Scottish Government announces public inquiry into Queen Elizabeth and Sick Kids hospitals
The Scottish Government will hold a public inquiry into issues at the Queen Elizabeth University Hospital in Glasgow and the Royal Hospital for Children and Young People in Edinburgh, Health Secretary Jeane Freeman has announced.
The inquiry will look at how defects in ventilation and other key building systems occurred and what steps can be taken to prevent these problems being repeated in future projects.
This follows several patient deaths at the Glasgow hospital due to infections that have been linked to issues with the ventilation system, while the opening of the newly built children’s hospital in Edinburgh has been delayed by a year due to concerns about similar issues.
The announcement comes after the health secretary had previously said she would not hold an inquiry into the issue.
In response to a question from Labour’s shadow health secretary Monica Lennon on whether there would be a public inquiry into the handling of the hospital build last week in parliament, Freeman said she “did not see what difference a public inquiry would make”.
Lennon said: “This project is a disaster; the statement throws up more questions than answers. We still don’t have a clear picture of where responsibility lies.
“Who from the Scottish Government sat on the project board and where are they now? On a principal of accountability, we need a full-blown public inquiry.”
Freeman responded: “I do not see what difference a public inquiry would make to the work that we’ve already undertaken.”
“And I do not believe, when the focus should be on remedying this situation and moving patients and staff safely to the new site, why we would then distract them from all of that into a public inquiry.”
But today Freeman said: “The safety and well-being of all patients and their families is my top priority and should be the primary consideration in all NHS construction projects.
“I want to make sure this is the case for all future projects, which is why, following calls from affected parents, I am announcing a public inquiry to examine the new Royal Hospital for Children and Young People and the Queen Elizabeth University Hospital sites.
“The recent KPMG and NSS reports into the new Edinburgh Children’s Hospital will provide a significant amount of the underpinning evidence for the inquiry alongside the ongoing independent review into the delivery and maintenance of the QEUH.
“The current situation is not one anyone would choose – but it is one I am determined to resolve.”
Responding to the announcement, Lennon said: "it should not have taken weeks of pressure from Scottish Labour, patients and families for this to have been agreed to by the Health Secretary."
“Children in Scotland are being let down because the hospitals they were promised are not fit for purpose. We have two hospitals built by the same contractor that are mired in controversy, and all the while patients are suffering. The public need to know the truth of what has went so badly wrong at these two vital hospitals," she said.

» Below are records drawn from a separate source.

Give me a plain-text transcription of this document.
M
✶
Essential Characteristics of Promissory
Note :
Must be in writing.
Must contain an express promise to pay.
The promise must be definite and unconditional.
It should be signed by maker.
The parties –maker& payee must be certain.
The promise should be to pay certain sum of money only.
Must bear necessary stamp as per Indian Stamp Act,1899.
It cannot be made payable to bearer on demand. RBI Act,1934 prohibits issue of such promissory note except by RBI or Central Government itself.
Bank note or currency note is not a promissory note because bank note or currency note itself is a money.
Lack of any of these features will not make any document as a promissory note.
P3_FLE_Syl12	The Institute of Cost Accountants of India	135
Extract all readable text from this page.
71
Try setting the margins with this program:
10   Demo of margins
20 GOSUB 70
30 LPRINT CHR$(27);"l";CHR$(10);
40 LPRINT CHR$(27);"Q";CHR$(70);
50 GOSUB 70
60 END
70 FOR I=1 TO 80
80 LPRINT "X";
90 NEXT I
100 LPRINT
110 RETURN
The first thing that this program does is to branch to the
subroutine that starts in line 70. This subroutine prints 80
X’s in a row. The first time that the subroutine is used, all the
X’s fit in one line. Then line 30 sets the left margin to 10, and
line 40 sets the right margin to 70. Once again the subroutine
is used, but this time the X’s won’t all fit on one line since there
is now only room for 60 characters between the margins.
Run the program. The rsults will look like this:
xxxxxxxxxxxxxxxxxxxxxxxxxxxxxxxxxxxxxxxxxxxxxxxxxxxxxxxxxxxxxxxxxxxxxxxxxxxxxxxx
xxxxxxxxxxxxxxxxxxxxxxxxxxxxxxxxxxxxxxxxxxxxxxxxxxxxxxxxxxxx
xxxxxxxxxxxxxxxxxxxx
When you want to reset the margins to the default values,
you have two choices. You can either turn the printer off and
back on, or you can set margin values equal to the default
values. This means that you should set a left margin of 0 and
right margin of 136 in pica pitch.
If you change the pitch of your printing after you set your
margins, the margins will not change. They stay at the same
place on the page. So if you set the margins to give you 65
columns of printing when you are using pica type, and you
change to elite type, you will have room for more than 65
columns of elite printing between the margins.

Scottish Conservative shadow health secretary Miles Briggs commented: “It should not have taken the SNP more than 12 years in government to finally face up to its responsibilities on these matters.
“It is now vital that the public inquiry reports as soon as possible and considers the decisions taken around these projects by all four SNP health ministers.
And Scottish Liberal Democrat health spokesperson Alex Cole-Hamilton said the public inquiry was an “overdue U-turn” from the Health Secretary.
He added: “As the first party to call for a public inquiry into this fiasco, Scottish Liberal Democrats have consistently demanded better for patients than the SNP's excuses and evasion.
“The series of incidents at the Queen Elizabeth University Hospital have been of the gravest magnitude, while the Sick Kids hospital has racked up bill after bill and delay and delay.
“Quite simply, we cannot have young patients being treated in facilities that are not up to scratch.
“It is vital that this public inquiry now moves forward in a way that complements and does not further delay the opening of the Sick Kids hospital.
“Public trust in these projects must be urgently restored.”